Shannon Weeks McCormack, America's (D)evolving Childcare Tax Laws, 53 Ga. L. Rev. 1093 (2019), https://digitalcommons.law.uw.edu/faculty-articles/824
tax credits, deductions, EITC, dependent care, tax reform, tax policy
Proponents have touted the ability of the Tax Cuts and Jobs Act (the TCJA) — enacted in the twilight of 2017 — to help American working families. But while the TCJA expanded some benefits available to parents with dependent children, these parental tax benefits may be claimed regardless of whether or to what extent childcare costs are incurred to work outside the home. To help working parents with these costs (which are often their largest expense), Congress might have turned to two other mechanisms in the tax law — the “child and dependent care credit” and the “dependent care exclusion.” While these childcare tax benefits are only available to working parents that pay for childcare, stringent limitations have kept many from recovering anything near their actual costs, particularly in the critical years before children reach school-age. As a result, the Code has been taxing families with different childcare needs inequitably. But the TCJA left these childcare tax laws untouched and thus did nothing to address this problem. By exploring critical junctures in their development, this Article seeks to understand how America’s tax laws have (d)evolved in this manner and, in doing so, situates some of TCJA’s alleged reforms into their historical context.

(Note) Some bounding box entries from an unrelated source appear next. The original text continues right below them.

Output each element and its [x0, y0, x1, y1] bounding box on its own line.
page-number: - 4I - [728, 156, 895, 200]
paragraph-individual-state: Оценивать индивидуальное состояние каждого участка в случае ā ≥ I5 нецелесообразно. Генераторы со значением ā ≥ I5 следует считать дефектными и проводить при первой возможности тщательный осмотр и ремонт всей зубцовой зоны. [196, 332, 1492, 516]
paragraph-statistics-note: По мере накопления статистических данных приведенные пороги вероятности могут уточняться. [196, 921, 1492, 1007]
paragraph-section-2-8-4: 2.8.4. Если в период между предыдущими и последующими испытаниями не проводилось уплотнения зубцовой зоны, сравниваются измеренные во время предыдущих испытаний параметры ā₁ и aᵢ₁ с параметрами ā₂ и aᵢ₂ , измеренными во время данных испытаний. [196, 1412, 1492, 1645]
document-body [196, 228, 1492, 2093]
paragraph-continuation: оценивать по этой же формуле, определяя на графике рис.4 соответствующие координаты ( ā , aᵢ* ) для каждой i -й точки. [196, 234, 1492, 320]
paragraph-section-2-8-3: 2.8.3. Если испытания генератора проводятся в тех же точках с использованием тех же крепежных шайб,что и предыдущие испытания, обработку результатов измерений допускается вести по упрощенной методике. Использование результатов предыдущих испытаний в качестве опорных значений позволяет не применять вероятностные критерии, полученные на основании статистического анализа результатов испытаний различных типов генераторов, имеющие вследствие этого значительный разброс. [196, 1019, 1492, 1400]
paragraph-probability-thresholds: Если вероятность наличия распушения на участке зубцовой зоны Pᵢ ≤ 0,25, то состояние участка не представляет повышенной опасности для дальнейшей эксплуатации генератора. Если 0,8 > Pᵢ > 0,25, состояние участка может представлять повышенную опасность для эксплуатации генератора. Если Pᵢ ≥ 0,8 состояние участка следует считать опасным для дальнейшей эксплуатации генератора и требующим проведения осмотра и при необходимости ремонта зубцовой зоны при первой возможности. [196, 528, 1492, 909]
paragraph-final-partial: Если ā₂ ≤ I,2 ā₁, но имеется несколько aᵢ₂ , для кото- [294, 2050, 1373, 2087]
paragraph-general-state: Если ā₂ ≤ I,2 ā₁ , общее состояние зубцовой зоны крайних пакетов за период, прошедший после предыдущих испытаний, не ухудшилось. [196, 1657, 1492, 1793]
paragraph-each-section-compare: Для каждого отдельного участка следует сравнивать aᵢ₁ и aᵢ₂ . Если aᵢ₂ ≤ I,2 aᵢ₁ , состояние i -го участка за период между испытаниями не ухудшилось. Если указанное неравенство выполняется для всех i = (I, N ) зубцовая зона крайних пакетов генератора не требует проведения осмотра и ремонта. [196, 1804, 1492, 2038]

America’s childcare tax laws have not always been so limiting. In the seventies and eighties, the Code evolved significantly to allow working parents to claim relief for a relatively substantial portion of their childcare costs, resulting in more equitable taxation of family models. But in the decades following this evolution, Congress generally failed to adjust childcare tax benefits — even for inflation — allowing them to devolve in real value as childcare costs rose. Meanwhile, Congress created new and expanded existing tax benefits available to all parents even if they did not need childcare. Thus, over the past several decades, Congress not only restored but also perpetuated the inequitable taxation of different family models remedied by earlier reforms. The changes made in TCJA are, therefore, just the latest iteration of a decades-old trend.
In addition to revealing that the TCJA was a tepid if not specious attempt to address the working family’s plight, this history raises broader questions of political feasibility. This Article identifies several factors such as increased legal complexity, sophistic political rhetoric and, perhaps most significantly, changed normative expectations to explain the electorate’s seeming apathy to our childcare tax laws’ (d)evolution. Using this historical context, this Article argues that even modest changes to our childcare tax laws, while incapable of enacting systemic changes on their own, could nevertheless enact historically significant reform and perhaps revive dormant debates about the role the American government should play in the lives of parents.